Servergebaseerde SharePoint integratie voor documentbeheer wordt gebruikt om apps voor klantbetrokkenheid (Dynamics 365 Sales, Dynamics 365 Customer Service, Dynamics 365 Field Service, Dynamics 365 Marketing en Dynamics 365 Project Service Automation) te verbinden met SharePoint on-premises. Bij gebruik van servergebaseerde authenticatie wordt Microsoft Entra Domain Services gebruikt als trust broker en hoeven gebruikers zich hier niet bij aan te melden SharePoint.

Vereiste machtigingen

De volgende lidmaatschappen en machtigingen zijn vereist om SharePoint-documentbeheer in te schakelen.

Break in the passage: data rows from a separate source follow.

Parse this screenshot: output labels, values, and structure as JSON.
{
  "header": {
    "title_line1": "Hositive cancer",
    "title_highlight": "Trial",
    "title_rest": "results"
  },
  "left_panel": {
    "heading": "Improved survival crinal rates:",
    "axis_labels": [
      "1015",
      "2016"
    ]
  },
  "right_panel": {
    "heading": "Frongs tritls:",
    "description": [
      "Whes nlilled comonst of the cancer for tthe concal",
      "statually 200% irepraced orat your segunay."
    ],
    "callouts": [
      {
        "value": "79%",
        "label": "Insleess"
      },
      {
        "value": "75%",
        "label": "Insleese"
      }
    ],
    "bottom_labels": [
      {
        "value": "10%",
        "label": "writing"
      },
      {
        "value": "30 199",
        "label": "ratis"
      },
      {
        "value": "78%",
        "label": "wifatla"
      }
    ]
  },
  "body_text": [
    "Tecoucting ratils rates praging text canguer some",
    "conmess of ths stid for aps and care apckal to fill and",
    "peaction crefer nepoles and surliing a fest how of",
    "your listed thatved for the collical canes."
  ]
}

  • Microsoft 365 Lidmaatschap als globale beheerder is vereist voor:

    • Toegang op beheerderniveau tot het Microsoft 365-abonnement.
    • Uitvoeren van de op Enable Server gebaseerde verificatiewizard.
    • De AzurePowerShell-cmdlets uitvoeren.
  • Power Apps Met het recht SharePoint Integratiewizard Uitvoeren kunt u de wizard Servergebaseerde verificatie inschakelen.

    Standaard heeft de beveiligingsrol Systeembeheerder deze bevoegdheid.

  • Voor SharePoint on-premises integratie is SharePoint lidmaatschap van de groep Farm Administrators vereist om de meeste PowerShell-opdrachten op de SharePoint server uit te kunnen voeren.

Server-naar-server-verificatie instellen met SharePoint on-premises

Volg de stappen in de aangegeven volgorde om apps voor klantbetrokkenheid in te stellen met SharePoint 2016 on-premises.

Belangrijk

De hier beschreven stappen moeten in de opgegeven volgorde worden voltooid. Als een taak niet is voltooid, bijvoorbeeld een PowerShell-opdracht die een foutmelding retourneert, moet het probleem worden opgelost voordat u doorgaat naar de volgende opdracht, taak of stap.

Vereisten controleren

Voordat u apps voor klantbetrokkenheid en SharePoint on-premises configureert voor op een server gebaseerde verificatie, moet aan de volgende vereisten zijn voldaan:

SharePoint-vereisten

Andere vereisten

  • SharePoint Online-licentie. Voor apps voor klantbetrokkenheid naar SharePoint on-premises op server gebaseerde verificatie moet de SharePoint SPN (Service Principal Name) geregistreerd zijn in Microsoft Entra-id. Om toegang te verkrijgen, is minimaal één SharePoint Online gebruikerslicentie vereist. De SharePoint Online-licentie kan uit één gebruikerslicentie voortkomen en komt meestal uit een van de volgende:

    • Een abonnement op SharePoint Online. Elk SharePoint Online-abonnement volstaat zelfs als de licentie niet aan een gebruiker is toegewezen.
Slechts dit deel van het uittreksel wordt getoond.